“这个可是关主事家叫人送来的,要送给肖姑姑、邀请肖姑姑去他们家赴宴呢。”
这再换句话说呢,肖姑姑虽是暂时在容府当差,那也不是容府的人,容府的丧事自然不会累及肖姑姑,竟使得肖姑姑今后的三年都无法出去赴宴走动。

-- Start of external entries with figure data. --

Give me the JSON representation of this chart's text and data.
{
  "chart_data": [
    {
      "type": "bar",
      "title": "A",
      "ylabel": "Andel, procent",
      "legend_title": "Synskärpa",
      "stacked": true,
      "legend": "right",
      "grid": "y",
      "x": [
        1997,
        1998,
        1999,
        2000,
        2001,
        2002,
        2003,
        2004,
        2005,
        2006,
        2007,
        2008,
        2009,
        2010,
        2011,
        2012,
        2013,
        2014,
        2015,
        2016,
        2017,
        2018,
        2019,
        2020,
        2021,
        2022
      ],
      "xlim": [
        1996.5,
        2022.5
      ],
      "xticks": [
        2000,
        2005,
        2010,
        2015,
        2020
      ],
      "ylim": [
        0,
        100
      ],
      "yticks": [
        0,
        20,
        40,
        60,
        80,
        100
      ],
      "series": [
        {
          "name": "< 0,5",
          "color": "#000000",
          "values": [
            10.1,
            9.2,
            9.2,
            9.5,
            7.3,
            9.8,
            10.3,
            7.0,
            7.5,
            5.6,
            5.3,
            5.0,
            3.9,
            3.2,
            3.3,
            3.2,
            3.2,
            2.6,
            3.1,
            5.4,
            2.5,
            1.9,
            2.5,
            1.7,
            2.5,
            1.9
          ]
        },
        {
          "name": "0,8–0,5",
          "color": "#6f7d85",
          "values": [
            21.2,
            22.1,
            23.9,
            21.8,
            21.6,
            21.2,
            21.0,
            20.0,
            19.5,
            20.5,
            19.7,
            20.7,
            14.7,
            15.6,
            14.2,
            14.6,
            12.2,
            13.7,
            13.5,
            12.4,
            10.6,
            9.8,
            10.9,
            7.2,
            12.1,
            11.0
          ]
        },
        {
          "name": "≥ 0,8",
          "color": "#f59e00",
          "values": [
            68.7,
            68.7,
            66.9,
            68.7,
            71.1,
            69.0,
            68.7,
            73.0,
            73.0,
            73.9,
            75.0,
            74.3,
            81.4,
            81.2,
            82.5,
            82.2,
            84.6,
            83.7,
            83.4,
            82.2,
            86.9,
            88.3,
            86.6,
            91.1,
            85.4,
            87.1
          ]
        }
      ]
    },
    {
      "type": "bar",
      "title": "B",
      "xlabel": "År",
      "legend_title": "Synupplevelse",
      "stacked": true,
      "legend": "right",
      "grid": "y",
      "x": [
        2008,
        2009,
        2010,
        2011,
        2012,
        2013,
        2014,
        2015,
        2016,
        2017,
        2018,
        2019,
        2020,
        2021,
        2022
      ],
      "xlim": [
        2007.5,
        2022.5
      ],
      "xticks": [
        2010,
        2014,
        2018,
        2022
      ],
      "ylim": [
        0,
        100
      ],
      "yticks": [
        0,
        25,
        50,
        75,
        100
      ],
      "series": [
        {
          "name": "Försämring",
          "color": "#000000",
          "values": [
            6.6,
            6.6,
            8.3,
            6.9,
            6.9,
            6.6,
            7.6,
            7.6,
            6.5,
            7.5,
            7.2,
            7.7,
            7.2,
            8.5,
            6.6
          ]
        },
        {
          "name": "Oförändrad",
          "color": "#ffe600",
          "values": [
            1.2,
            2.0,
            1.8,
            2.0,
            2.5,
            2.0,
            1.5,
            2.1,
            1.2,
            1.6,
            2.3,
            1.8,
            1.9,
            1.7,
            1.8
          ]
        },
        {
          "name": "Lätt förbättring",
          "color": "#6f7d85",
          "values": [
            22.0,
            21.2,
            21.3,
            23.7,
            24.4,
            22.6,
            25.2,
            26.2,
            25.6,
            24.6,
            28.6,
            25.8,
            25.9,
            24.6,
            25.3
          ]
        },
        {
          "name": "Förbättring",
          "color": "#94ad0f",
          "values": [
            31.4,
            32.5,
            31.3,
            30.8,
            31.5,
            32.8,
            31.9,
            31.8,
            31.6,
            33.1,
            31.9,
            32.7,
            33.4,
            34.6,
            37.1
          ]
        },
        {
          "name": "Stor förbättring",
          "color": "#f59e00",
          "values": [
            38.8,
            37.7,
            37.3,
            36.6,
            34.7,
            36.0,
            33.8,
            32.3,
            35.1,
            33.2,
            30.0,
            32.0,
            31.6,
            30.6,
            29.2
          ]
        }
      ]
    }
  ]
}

锦绣这才了然轻笑道了声怪不得:“我说这当口应当不会有人这么不长眼呢,那你还不快将这请柬交给连翘,叫她给肖姑姑送进去?”
等得方麟应声喊来了连翘,又将那请柬交给连翘送回后宅,锦绣才有空问方麟,问他要不要沐浴换衣裳,或者要不要用些饭食。
“你不是前几日就叫人将你靖恭坊的宅子给我们用了么?”
“我回来之前就在那里洗过澡换过衣裳了,那守院子的老苍头也是做得一手好饭,我已经吃过了。”
方麟这些话便比跟锦绣道上一千句谢还管用——只要那宅子对他真有用,就已足够了。
可是别看话是如此说,方麟也不忘告诉锦绣道,等得何纸马胡同的暗牢清干净了,将那些人再换处更稳妥的地方关押,他便将锦绣的宅子叫人收拾好、再重新还给她。
“必然给你收拾的干干净净的,比你交给我用之前还利落。”
锦绣立时就摇头笑起来,直道哪里用得着这么麻烦:“等得它没了用处之后,随便叫几个下人过去收拾收拾不就得了?”
方麟难免嘁了一声道,看来你父亲是没跟你讲过。